Eleven of the missing Americans in Laos (remains of two have since been found) resulted from an incident in March 1968 that finally received public acknowledgment on Sept. 21, 2010, when Obama made the long-overdue posthumous award of the Medal of Honor to Air Force Chief Master Sgt. Richard Etchberger, of Hamburg, Pennsylvania.
Etchberger's mission at a radar site on a Laotian mountaintop near the North Vietnamese border was among the most secret of the U.S. "Secret War" in Laos. It was so secret that when the White House announced in 2010 that Etchberger would receive the Medal of Honor, Air Force officials acknowledged that he was, technically, not even in the Air Force when he fought heroically to keep his position from being overrun.
Etchberger had been among a group of volunteers who signed papers resigning from the Air Force to become, nominally, employees of Lockheed to undertake the mission. The idea was to give them, and the U.S., deniability if they were captured that the U.S. was at war in Laos.
The administration of President Lyndon B. Johnson and later administrations decided that Etchberger's story could not be told. The family was told that he had died in Vietnam. Twenty years after he died, the family was invited to a private ceremony at the Pentagon in Washington for the posthumous presentation of the Air Force Cross to Etchberger, but what happened to him was still classified. The Pentagon ceremony itself was a secret.
At the Pentagon, Etchberger's sons -- Steven, Richard and Cory -- "were told that their dad was a hero but they weren't told much else," Obama said at the 2010 White House awarding of the Medal of Honor. "Their father's work was classified and for years that was all they really knew."
But their mother, Catherine, who has since passed away, knew but "she had been sworn to secrecy, not even telling her own sons," Obama said.
"This was a disgrace," Obama said of the treatment of the Etchberger family. He told the sons, who accepted the award on behalf of their father, that "Your nation finally acknowledges and fully honors his bravery. It's never too late to do the right thing."

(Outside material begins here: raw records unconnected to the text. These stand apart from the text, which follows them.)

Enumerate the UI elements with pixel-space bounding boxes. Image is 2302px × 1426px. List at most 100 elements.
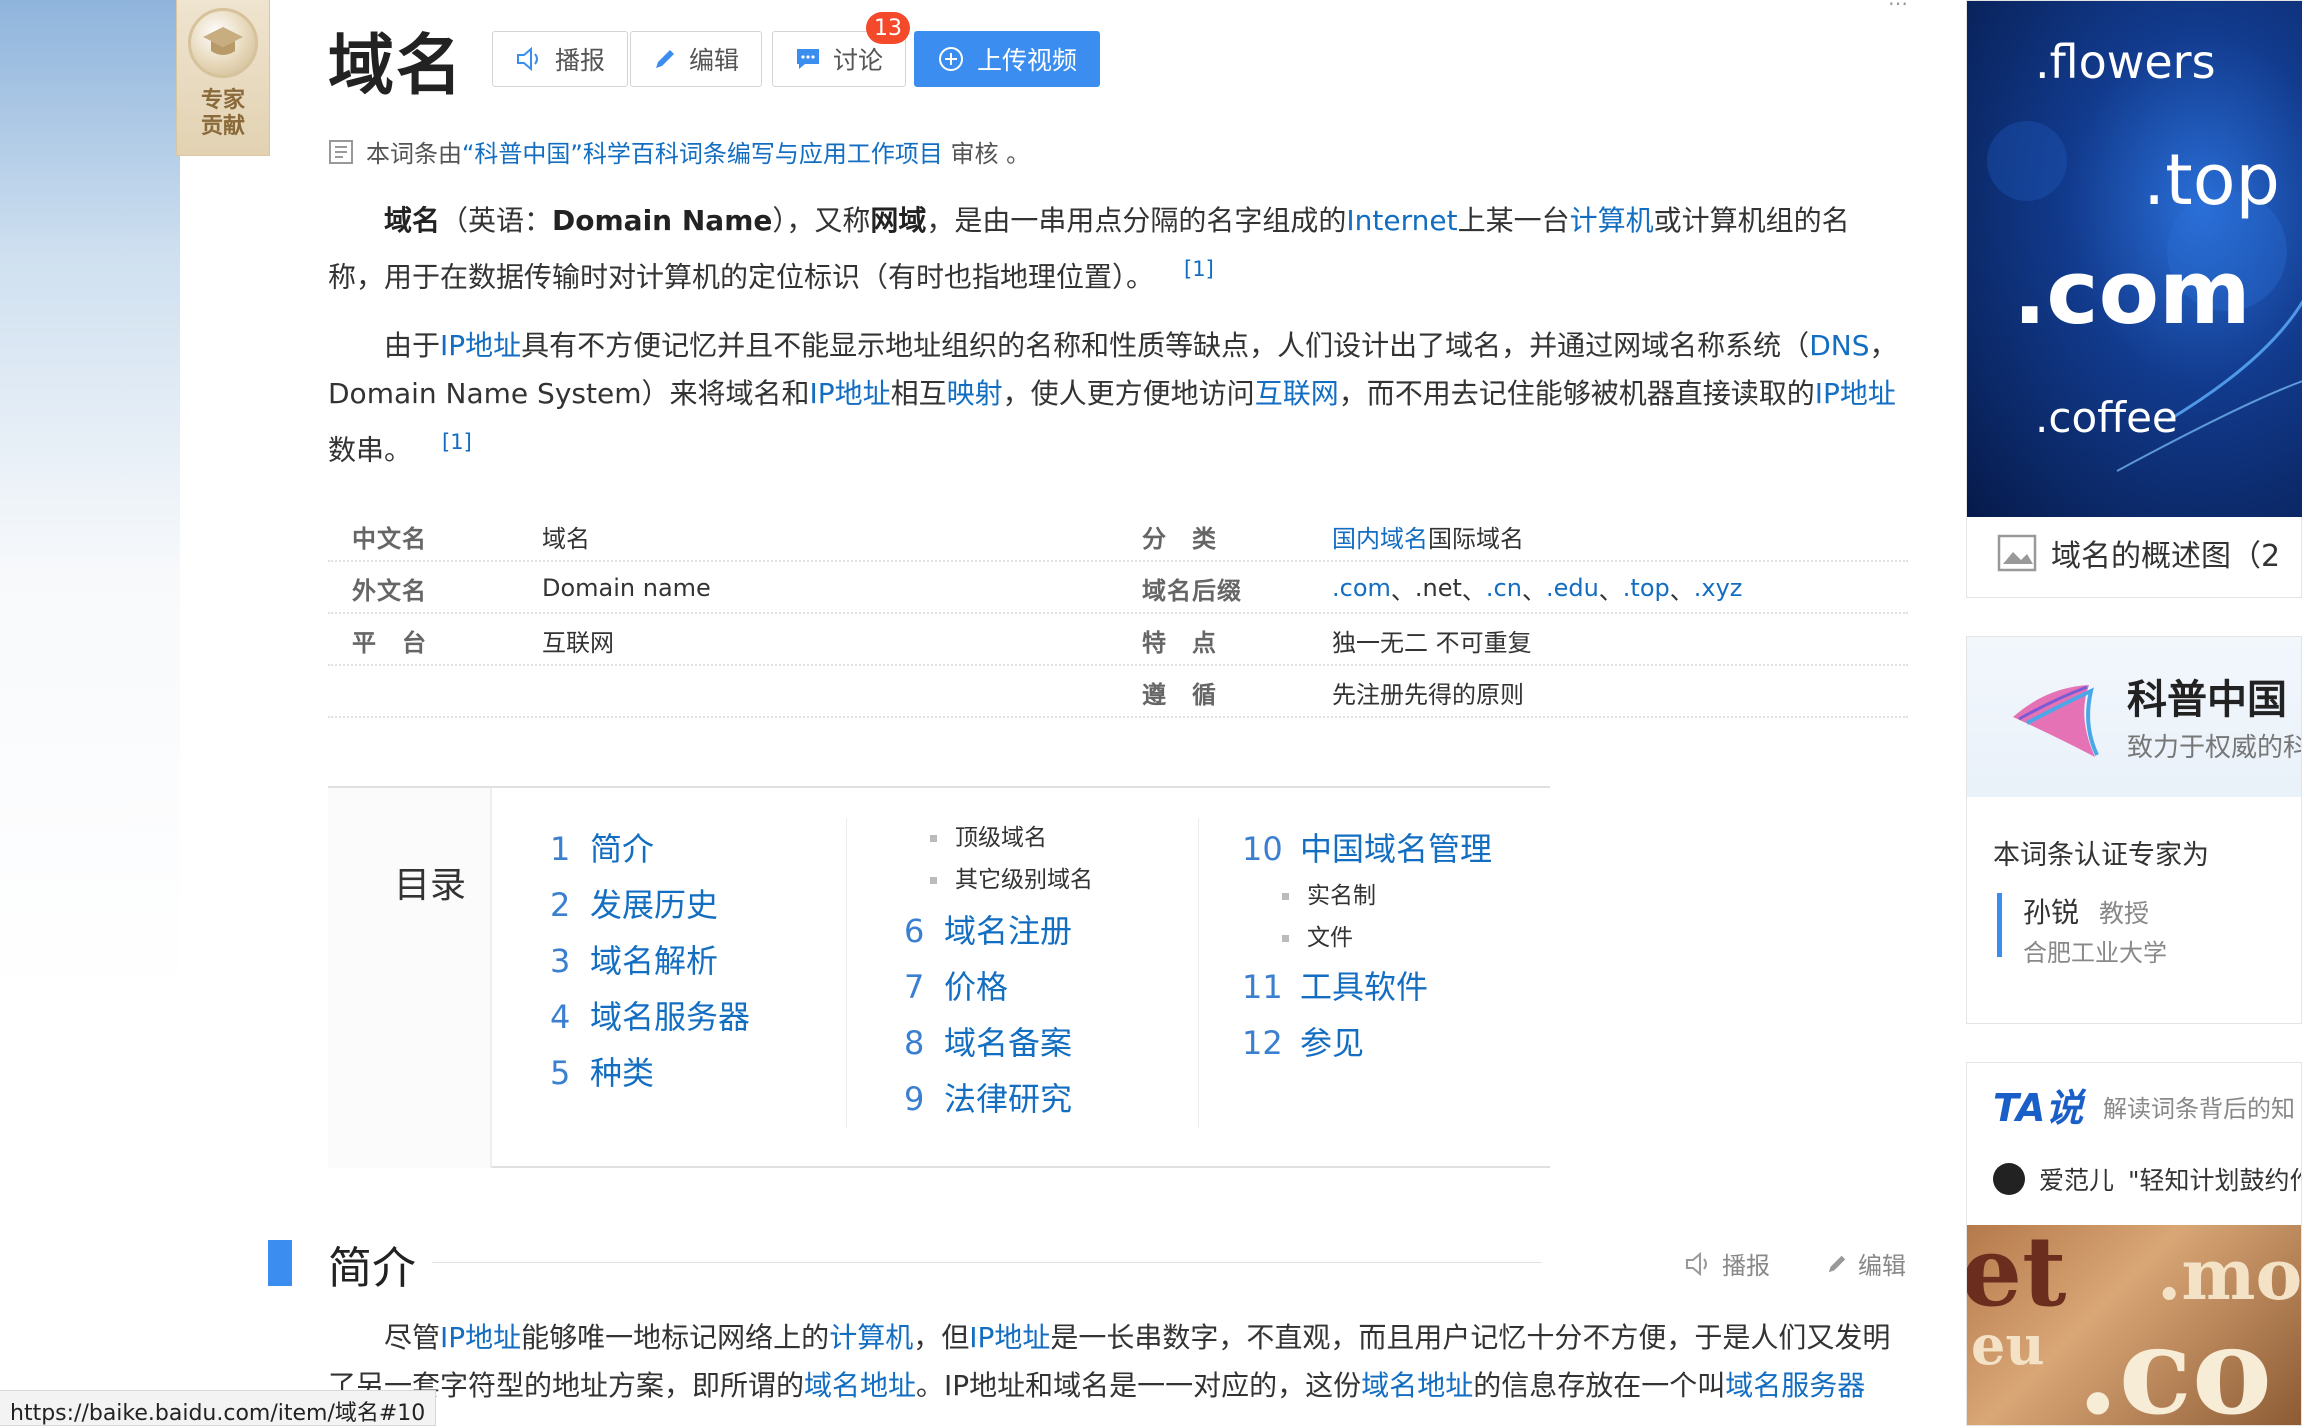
infobox-row: 平 台 互联网 特 点 独一无二 不可重复 bbox=[328, 614, 1908, 666]
toc-num: 8 bbox=[904, 1024, 925, 1062]
album-caption[interactable]: 域名的概述图（2 bbox=[1997, 531, 2280, 575]
album-card[interactable]: .flowers .top .com .coffee 域名的概述图（2 bbox=[1966, 0, 2302, 598]
toc-item[interactable]: 1 简介 bbox=[550, 824, 654, 870]
text: 上某一台 bbox=[1457, 204, 1570, 237]
page-title: 域名 bbox=[328, 26, 464, 104]
link-suffix-cn[interactable]: .cn bbox=[1486, 574, 1522, 602]
infobox-name: 域名后缀 bbox=[1142, 576, 1242, 605]
discuss-label: 讨论 bbox=[833, 46, 884, 75]
link-mapping[interactable]: 映射 bbox=[947, 377, 1003, 410]
link-domestic-domain[interactable]: 国内域名 bbox=[1332, 519, 1428, 554]
toc-item[interactable]: 4 域名服务器 bbox=[550, 992, 750, 1038]
link-internet-cn[interactable]: 互联网 bbox=[1255, 377, 1339, 410]
toc-num: 5 bbox=[550, 1054, 571, 1092]
review-project-link[interactable]: “科普中国”科学百科词条编写与应用工作项目 bbox=[462, 140, 943, 168]
link-suffix-com[interactable]: .com bbox=[1332, 574, 1391, 602]
link-ip-address[interactable]: IP地址 bbox=[440, 329, 521, 362]
link-ip-address[interactable]: IP地址 bbox=[1815, 377, 1896, 410]
term-bold: 域名 bbox=[384, 204, 441, 237]
toc-item[interactable]: 6 域名注册 bbox=[904, 906, 1072, 952]
toc-item[interactable]: 2 发展历史 bbox=[550, 880, 718, 926]
toc-item[interactable]: 10 中国域名管理 bbox=[1242, 824, 1492, 870]
toc-item[interactable]: 5 种类 bbox=[550, 1048, 654, 1094]
album-image[interactable]: .flowers .top .com .coffee bbox=[1967, 1, 2302, 517]
toc-num: 2 bbox=[550, 886, 571, 924]
reference-link[interactable]: [1] bbox=[442, 430, 472, 454]
tashuo-card: TA说 解读词条背后的知 爱范儿 "轻知计划鼓约作 et eu .co .mo bbox=[1966, 1062, 2302, 1426]
edit-button[interactable]: 编辑 bbox=[630, 31, 763, 87]
toc-label: 发展历史 bbox=[590, 886, 719, 924]
link-suffix-top[interactable]: .top bbox=[1623, 574, 1670, 602]
page-background-left bbox=[0, 0, 180, 1426]
toc-num: 1 bbox=[550, 830, 571, 868]
link-domain-address[interactable]: 域名地址 bbox=[1361, 1369, 1473, 1402]
top-hint: … bbox=[1888, 0, 1908, 10]
tashuo-post[interactable]: 爱范儿 "轻知计划鼓约作 bbox=[1993, 1161, 2301, 1197]
broadcast-button[interactable]: 播报 bbox=[492, 31, 629, 87]
link-domain-address[interactable]: 域名地址 bbox=[804, 1369, 916, 1402]
album-caption-text: 域名的概述图（2 bbox=[2051, 539, 2281, 574]
toc-label: 价格 bbox=[944, 968, 1009, 1006]
discuss-count-badge: 13 bbox=[866, 12, 910, 44]
link-internet[interactable]: Internet bbox=[1346, 204, 1457, 237]
toc-num: 7 bbox=[904, 968, 925, 1006]
kepu-china-card: 科普中国 致力于权威的科 本词条认证专家为 孙锐 教授 合肥工业大学 bbox=[1966, 636, 2302, 1024]
link-ip-address[interactable]: IP地址 bbox=[440, 1321, 521, 1354]
text: ，使人更方便地访问 bbox=[1002, 377, 1255, 410]
text: 由于 bbox=[384, 329, 441, 362]
broadcast-label: 播报 bbox=[555, 46, 606, 75]
toc-item[interactable]: 9 法律研究 bbox=[904, 1074, 1072, 1120]
toc-item[interactable]: 12 参见 bbox=[1242, 1018, 1364, 1064]
toc-num: 10 bbox=[1242, 830, 1283, 868]
kepu-expert[interactable]: 孙锐 教授 bbox=[2023, 891, 2149, 931]
toc-item[interactable]: 11 工具软件 bbox=[1242, 962, 1428, 1008]
link-suffix-edu[interactable]: .edu bbox=[1546, 574, 1599, 602]
toc-item[interactable]: 3 域名解析 bbox=[550, 936, 718, 982]
speaker-icon bbox=[517, 47, 538, 71]
link-ip-address[interactable]: IP地址 bbox=[969, 1321, 1050, 1354]
toc-subitem[interactable]: 其它级别域名 bbox=[930, 860, 1093, 894]
document-icon bbox=[329, 139, 353, 164]
link-dns[interactable]: DNS bbox=[1809, 329, 1869, 362]
tashuo-image[interactable]: et eu .co .mo bbox=[1967, 1225, 2301, 1425]
section-divider bbox=[432, 1262, 1542, 1263]
toc-label: 域名解析 bbox=[590, 942, 719, 980]
toc-num: 9 bbox=[904, 1080, 925, 1118]
reference-link[interactable]: [1] bbox=[1184, 257, 1214, 281]
tashuo-logo: TA说 bbox=[1993, 1086, 2084, 1130]
link-platform-internet[interactable]: 互联网 bbox=[542, 614, 614, 666]
section-broadcast-button[interactable]: 播报 bbox=[1684, 1246, 1770, 1281]
infobox-suffix-list: .com、 .net、 .cn、 .edu、 .top、 .xyz bbox=[1332, 562, 1742, 614]
expert-badge-label: 专家贡献 bbox=[200, 88, 245, 139]
infobox-row: 中文名 域名 分 类 国内域名 国际域名 bbox=[328, 510, 1908, 562]
pencil-icon bbox=[656, 50, 674, 68]
speaker-icon bbox=[1686, 1251, 1707, 1276]
review-suffix: 审核 。 bbox=[942, 140, 1031, 168]
section-edit-button[interactable]: 编辑 bbox=[1826, 1246, 1906, 1281]
link-computer[interactable]: 计算机 bbox=[829, 1321, 913, 1354]
link-suffix-xyz[interactable]: .xyz bbox=[1694, 574, 1743, 602]
toc-item[interactable]: 8 域名备案 bbox=[904, 1018, 1072, 1064]
tashuo-subtitle: 解读词条背后的知 bbox=[2103, 1095, 2295, 1123]
toc-item[interactable]: 7 价格 bbox=[904, 962, 1008, 1008]
review-notice: 本词条由“科普中国”科学百科词条编写与应用工作项目 审核 。 bbox=[328, 134, 1030, 169]
link-domain-server[interactable]: 域名服务器 bbox=[1725, 1369, 1865, 1402]
right-sidebar: .flowers .top .com .coffee 域名的概述图（2 科普中国… bbox=[1966, 0, 2302, 1426]
section-header-intro: 简介 播报 编辑 bbox=[268, 1228, 1908, 1298]
infobox-name: 分 类 bbox=[1142, 524, 1217, 553]
text: 尽管 bbox=[384, 1321, 441, 1354]
intro-section-paragraph: 尽管IP地址能够唯一地标记网络上的计算机，但IP地址是一长串数字，不直观，而且用… bbox=[328, 1314, 1903, 1410]
upload-video-button[interactable]: 上传视频 bbox=[914, 31, 1101, 87]
expert-contribution-badge[interactable]: 专家贡献 bbox=[176, 0, 270, 156]
toc-label: 种类 bbox=[590, 1054, 655, 1092]
link-computer[interactable]: 计算机 bbox=[1570, 204, 1654, 237]
toc-label: 简介 bbox=[590, 830, 655, 868]
toc-subitem[interactable]: 顶级域名 bbox=[930, 818, 1047, 852]
text: ，而不用去记住能够被机器直接读取的 bbox=[1338, 377, 1815, 410]
expert-organization: 合肥工业大学 bbox=[2023, 939, 2167, 967]
infobox-row: 遵 循 先注册先得的原则 bbox=[328, 666, 1908, 718]
link-ip-address[interactable]: IP地址 bbox=[809, 377, 890, 410]
toc-subitem[interactable]: 实名制 bbox=[1282, 876, 1376, 910]
expert-name: 孙锐 bbox=[2023, 896, 2080, 929]
toc-subitem[interactable]: 文件 bbox=[1282, 918, 1353, 952]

Etchberger and 15 other "former" airmen, two CIA agents and a forward air controller were assigned to Lima Site 85, a radar station used to direct U.S. warplanes against targets in North Vietnam and Laos.
On the night of March 11, 1968, the North Vietnamese scaled the mountain and attacked the Americans below. Etchberger and the others retreated to a ledge. "Dick and his men were trapped on the ledge," Obama said.
"The enemy lobbed down grenade after grenade, hour after hour," Obama said. "Dick and his men would grab those grenades and throw them back, or kick them into the valley below. But the grenades kept coming. One airman was killed and then another. A third airman was wounded, and then another. Eventually, Dick was the only man standing."
As a technician, he had no formal combat training and had only days before been issued an M-16 rifle, but he fought on. At first light, the rescue helicopter appeared. Etchberger repeatedly exposed himself to enemy fire to load the wounded into the helicopter's sling to be hauled to safety.
With the wounded aboard the helicopter, Etchberger grabbed the sling himself and was hauled aboard. "They had made it off the mountain. The helicopter began to peel away," Obama said, and then a North Vietnamese round pierced the deck of the helicopter. Etchberger was fatally wounded. He died before the helicopter could reach medical help.
-- Editor's Note: The number of missing Americans in the March 1968 incident has been updated.